Quant aux notes qui accompagnent notre traduction, il en est quelques-unes qui, au premier abord, paraîtront peut-être trop scientifiques; mais, comme cette traduction est destinée à tous les catholiques indistinctement, et par conséquent aux hommes instruits et même aux savants, aussi bien qu’à ceux dont l’esprit est moins cultivé, nous avons cru qu’elles ne seraient pas sans quelque utilité. Encore ici, nous n’hésitons pas à le dire, il est très possible que nous ne soyons pas toujours resté dans une juste mesure.

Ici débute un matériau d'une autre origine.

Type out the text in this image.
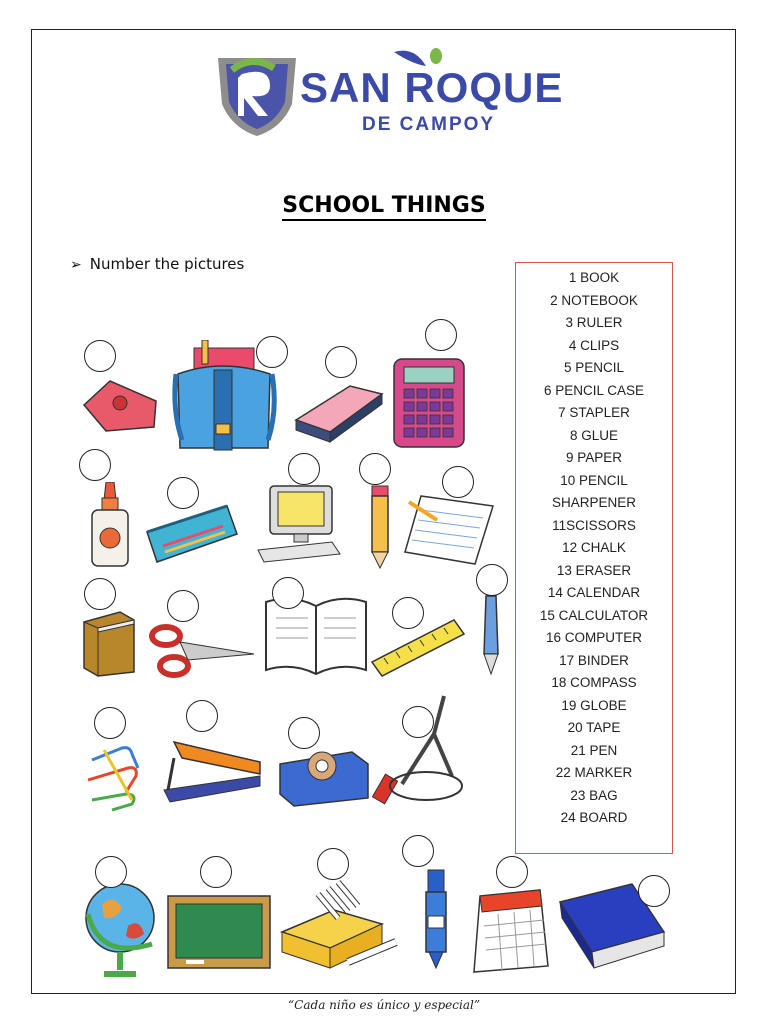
SAN ROQUE
DE CAMPOY
SCHOOL THINGS
➢ Number the pictures
1 BOOK
2 NOTEBOOK
3 RULER
4 CLIPS
5 PENCIL
6 PENCIL CASE
7 STAPLER
8 GLUE
9 PAPER
10 PENCIL
SHARPENER
11SCISSORS
12 CHALK
13 ERASER
14 CALENDAR
15 CALCULATOR
16 COMPUTER
17 BINDER
18 COMPASS
19 GLOBE
20 TAPE
21 PEN
22 MARKER
23 BAG
24 BOARD
“Cada niño es único y especial”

Il nous reste une dernière remarque à faire : c’est que les diverses fautes que l’on pourra relever dans notre traduction ne sauraient être d’une grande importance, puisque le Saint-Siège, auquel nous avons cru devoir la soumettre, n’en a permis la publication qu’après un long examen fait par la S. Congrégation de l’Index.

J.-B. GLAIRE.
  1. (1) Plusieurs critiques ont objecté que saint Jérôme s’est souvent éloigné du texte hébreu ; nous avons répondu ailleurs â cette objection ; nous nous bornerons à dire ici que le texte hébreu que lisait le saint docteur était évidemment différent du nôtre dans plusieurs endroits
  2. (1) Ce n’est pas seulement dans les langues bibliques que l’on trouve ces sortes de constructions grammaticales, c’est encore dans beaucoup d’autres idiomes, tant de l’Orient que de l’Occident ; et le français, en particulier, en fournit de nombreux
  3. (2) Ces versions, que nous avons souvent confrontées en composant la nôtre, sont la Bible anglaise, dont l’Ancien Testament a été publié pour la première fois à Douai par le Collège anglais, et le Nouveau à Reims, également par le Collège anglais ; la Bible espagnole de Philippe Scio ; la Bible italienne d’Antoine Martini et la Bible allemande de Joseph-François Allioli.